Other operators, mainly Scandinavian, also provide services. Some airlines, such as Condor and Corsai, operate in summer. During the summer months, flights also go to the Faroe Islands and Greenland. The main airport is Keflavik International Airport (KEF), located 31 km south of Reykjavik.
Duty Free Products
1. two hundreds cigarettes or 250 grames of other tobacco commodities.
2. 1 liter liquid and 1 liter wine or 1 liter liquid and 6 liters of beer; or 1 liter of wine and 6 liters of beer; or 2.25 liters of wine
3. Foods up to 3 kg, not exceeding 13 000 kr.

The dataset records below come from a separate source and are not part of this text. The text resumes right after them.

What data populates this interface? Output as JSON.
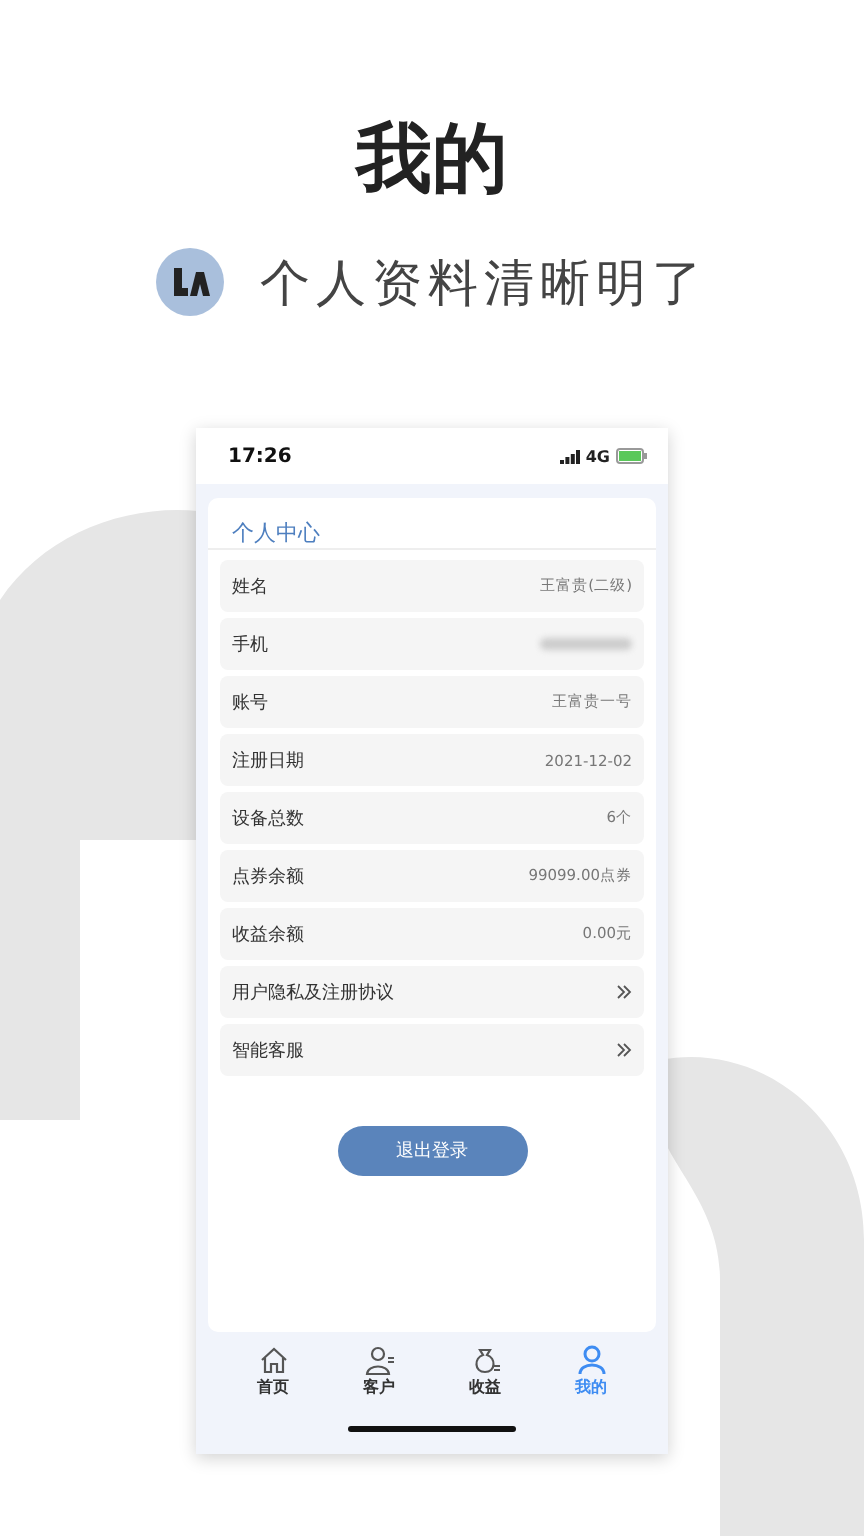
{
  "headline": "我的",
  "subtitle": "个人资料清晰明了",
  "status_bar": {
    "time": "17:26",
    "network": "4G"
  },
  "page_title": "个人中心",
  "rows": [
    {
      "kind": "info",
      "label": "姓名",
      "value": "王富贵(二级)"
    },
    {
      "kind": "info",
      "label": "手机",
      "blurred": true
    },
    {
      "kind": "info",
      "label": "账号",
      "value": "王富贵一号"
    },
    {
      "kind": "info",
      "label": "注册日期",
      "value": "2021-12-02"
    },
    {
      "kind": "info",
      "label": "设备总数",
      "value": "6个"
    },
    {
      "kind": "info",
      "label": "点券余额",
      "value": "99099.00点券"
    },
    {
      "kind": "info",
      "label": "收益余额",
      "value": "0.00元"
    },
    {
      "kind": "link",
      "label": "用户隐私及注册协议"
    },
    {
      "kind": "link",
      "label": "智能客服"
    }
  ],
  "logout_button": "退出登录",
  "tabs": [
    {
      "kind": "home",
      "label": "首页",
      "selected": false
    },
    {
      "kind": "client",
      "label": "客户",
      "selected": false
    },
    {
      "kind": "income",
      "label": "收益",
      "selected": false
    },
    {
      "kind": "me",
      "label": "我的",
      "selected": true
    }
  ]
}
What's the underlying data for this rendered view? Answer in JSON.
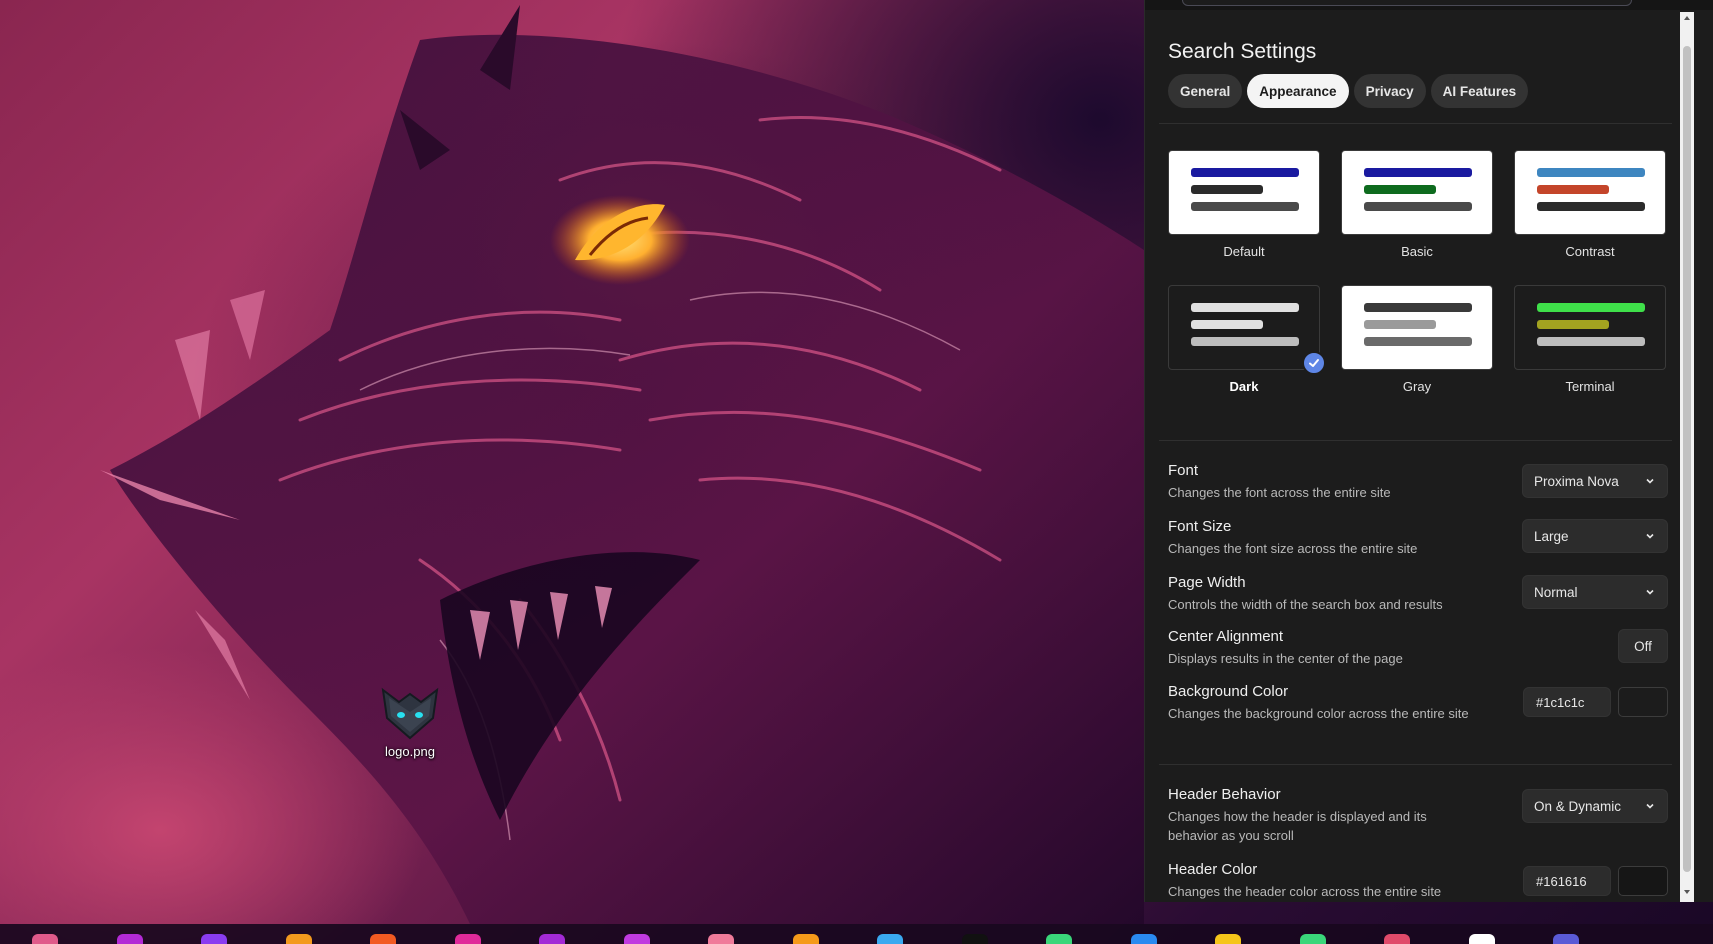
{
  "desktop": {
    "icon_file": "logo.png"
  },
  "panel": {
    "title": "Search Settings",
    "tabs": [
      {
        "label": "General",
        "active": false
      },
      {
        "label": "Appearance",
        "active": true
      },
      {
        "label": "Privacy",
        "active": false
      },
      {
        "label": "AI Features",
        "active": false
      }
    ],
    "themes": [
      {
        "name": "Default",
        "selected": false,
        "card_bg": "#ffffff",
        "bars": [
          "#1a1aa0",
          "#2b2b2b",
          "#4a4a4a"
        ]
      },
      {
        "name": "Basic",
        "selected": false,
        "card_bg": "#ffffff",
        "bars": [
          "#1a1aa0",
          "#0e6b1e",
          "#4a4a4a"
        ]
      },
      {
        "name": "Contrast",
        "selected": false,
        "card_bg": "#ffffff",
        "bars": [
          "#3e86c0",
          "#c4452a",
          "#2b2b2b"
        ]
      },
      {
        "name": "Dark",
        "selected": true,
        "card_bg": "#1c1c1c",
        "bars": [
          "#e0e0e0",
          "#e0e0e0",
          "#bdbdbd"
        ]
      },
      {
        "name": "Gray",
        "selected": false,
        "card_bg": "#ffffff",
        "bars": [
          "#3a3a3a",
          "#9a9a9a",
          "#6a6a6a"
        ]
      },
      {
        "name": "Terminal",
        "selected": false,
        "card_bg": "#1c1c1c",
        "bars": [
          "#3fe04a",
          "#a3a320",
          "#bdbdbd"
        ]
      }
    ],
    "settings": {
      "font": {
        "title": "Font",
        "desc": "Changes the font across the entire site",
        "value": "Proxima Nova"
      },
      "font_size": {
        "title": "Font Size",
        "desc": "Changes the font size across the entire site",
        "value": "Large"
      },
      "page_width": {
        "title": "Page Width",
        "desc": "Controls the width of the search box and results",
        "value": "Normal"
      },
      "center_alignment": {
        "title": "Center Alignment",
        "desc": "Displays results in the center of the page",
        "value": "Off"
      },
      "background_color": {
        "title": "Background Color",
        "desc": "Changes the background color across the entire site",
        "value": "#1c1c1c"
      },
      "header_behavior": {
        "title": "Header Behavior",
        "desc": "Changes how the header is displayed and its behavior as you scroll",
        "value": "On & Dynamic"
      },
      "header_color": {
        "title": "Header Color",
        "desc": "Changes the header color across the entire site",
        "value": "#161616"
      }
    }
  },
  "dock": {
    "icon_colors": [
      "#e05a8a",
      "#b42ad6",
      "#8a3cf0",
      "#f39a1e",
      "#f25a22",
      "#e02a9a",
      "#a32ad6",
      "#c03ae0",
      "#f07a9a",
      "#f59a1a",
      "#3aa9f0",
      "#111111",
      "#3ad67a",
      "#2a8af0",
      "#f5c51a",
      "#3ad67a",
      "#e04a6a",
      "#ffffff",
      "#5a5ad6"
    ]
  }
}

4. Post and Telecommunications Authorities are required for wireless phones, remote controls, or radio transmitters. This is not necessary on a GSM mobile phone.
Tin goods, flesh or dairy products, medicines, bluefilms, rifle,pistol, ammunition, weapons, eggs, plants, endangered species, fireworks and alcoholic beverages containing more than sixty percent of alcohol.